Família bolsonaro em crise expõe racha na direita brasileira
A recente disputa pública entre os filhos de Jair Bolsonaro, Eduardo, Flávio e Carlos, com a ex-primeira-dama Michelle, reverberou intensamente no cenário político, evidenciando a dependência da direita brasileira em relação às decisões da família Bolsonaro para definir estratégias para as eleições presidenciais de 2026. A iminente perda de capital político, somada à crescente pressão para que o Centrão indique seu candidato preferido, o governador de São Paulo, Tarcísio de Freitas, culminou na exposição de articulações antes restritas aos bastidores, revelando a errática movimentação dos familiares do ex-presidente.
O embate se intensificou após a participação de Michelle no lançamento da candidatura de Eduardo Girão ao governo do Ceará, onde ela criticou André Fernandes pela articulação de uma aliança do PL em torno de Ciro Gomes. Michelle questionou a aliança com alguém que se opõe ao “maior líder da direita”, referindo-se aos insultos proferidos por Ciro contra Bolsonaro, incluindo acusações de corrupção e comparação com “ladrão de galinha”.
Ciro Gomes, em diversas ocasiões, teceu críticas severas a Jair Bolsonaro, acusando-o de “roubar dinheiro de joia” e mencionando rachadinhas, compra de imóveis em espécie e corrupção generalizada. Ele também estendeu as acusações aos filhos e ex-esposas de Bolsonaro, qualificando-os como “ladrões”. Em outro momento, Ciro afirmou que o ex-presidente “corrompeu todas as suas esposas” e que seu governo só perdia em corrupção para o de Lula, insinuando um empate.
A crítica de Michelle levanta diversas questões. Em primeiro lugar, ela expressou apoio à vereadora Priscila Costa para o Senado, enquanto a negociação em curso indicava que uma vaga seria destinada a Tasso Jereissati e a outra ao pai de André Fernandes, Alcides Fernandes. Além disso, a ex-primeira-dama assumiu a postura de defensora da honra do marido, em meio a um processo de “martirização” de Bolsonaro por seus aliados. Ao rejeitar uma composição com alguém que não se alinha aos “valores” do bolsonarismo, Michelle atraiu para si o núcleo duro desse eleitorado.

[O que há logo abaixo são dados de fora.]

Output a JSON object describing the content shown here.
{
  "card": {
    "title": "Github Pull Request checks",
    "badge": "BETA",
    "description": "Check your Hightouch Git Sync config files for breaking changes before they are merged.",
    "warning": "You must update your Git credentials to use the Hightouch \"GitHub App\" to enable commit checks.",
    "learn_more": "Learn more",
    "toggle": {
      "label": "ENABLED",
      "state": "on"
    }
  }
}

Michelle, como presidente do PL Mulher, tem viajado pelo país e participado de eventos públicos. Após a proibição de Bolsonaro deixar Brasília, ela intensificou suas viagens e postagens nas redes sociais em nome do casal, consolidando redes de mulheres conservadoras e atraindo o apoio de segmentos evangélicos.
Uma pesquisa recente indica que Michelle possui o mesmo percentual de votos em um segundo turno que o marido e Tarcísio de Freitas, empatando com Lula. Tal potencial de voto, somado à sua retórica que agrada o núcleo duro bolsonarista e atrai eleitorado feminino, a coloca em posição de destaque.
Diante do crescente protagonismo de Michelle, os filhos de Bolsonaro reagiram nas redes sociais e na mídia. Flávio Bolsonaro classificou a atitude de Michelle como “autoritária e constrangedora”, afirmando que ela “atropelou o próprio presidente”. Carlos Bolsonaro defendeu o respeito à liderança do pai, enquanto Eduardo Bolsonaro considerou a atitude injusta e desrespeitosa com André Fernandes.
No entanto, Flávio Bolsonaro se desculpou com Michelle e se comprometeu a estabelecer uma rotina de decisões conjuntas no PL. Michelle, por sua vez, defendeu seu direito de expressar seus pensamentos com liberdade e sinceridade, reafirmando seus valores como mulher, mãe e esposa.
Embora Eduardo Bolsonaro ainda critique Tarcísio de Freitas, a articulação que envolve Flávio já considera a possibilidade de não haver um Bolsonaro na disputa presidencial, visando o apoio da “marca” pelo preço mais alto possível. A ocupação do cargo de vice na chapa de Tarcísio seria uma forma de garantir a lealdade do governador ao ex-presidente.
Michelle busca se colocar como uma possível vice, agregando valor à candidatura de Tarcísio, mas a possibilidade de ceder a candidatura a vice para alguém que usaria o sobrenome da família pode ser demais para os filhos de Bolsonaro. Jair Bolsonaro, conhecido por sua postura misógina, pode não endossar a candidatura de uma mulher, mesmo como vice.
Enquanto isso, o Centrão, por meio de Gilberto Kassab, expressou a necessidade de Tarcísio se apresentar como um líder acima do bolsonarismo, buscando um eleitorado de centro-direita. A candidatura de um integrante da família Bolsonaro poderia bloquear Tarcísio e forçar o PSD a lançar um candidato próprio, fragmentando o campo da direita. Diante desse cenário, o Centrão não pretende ver o jogo parado.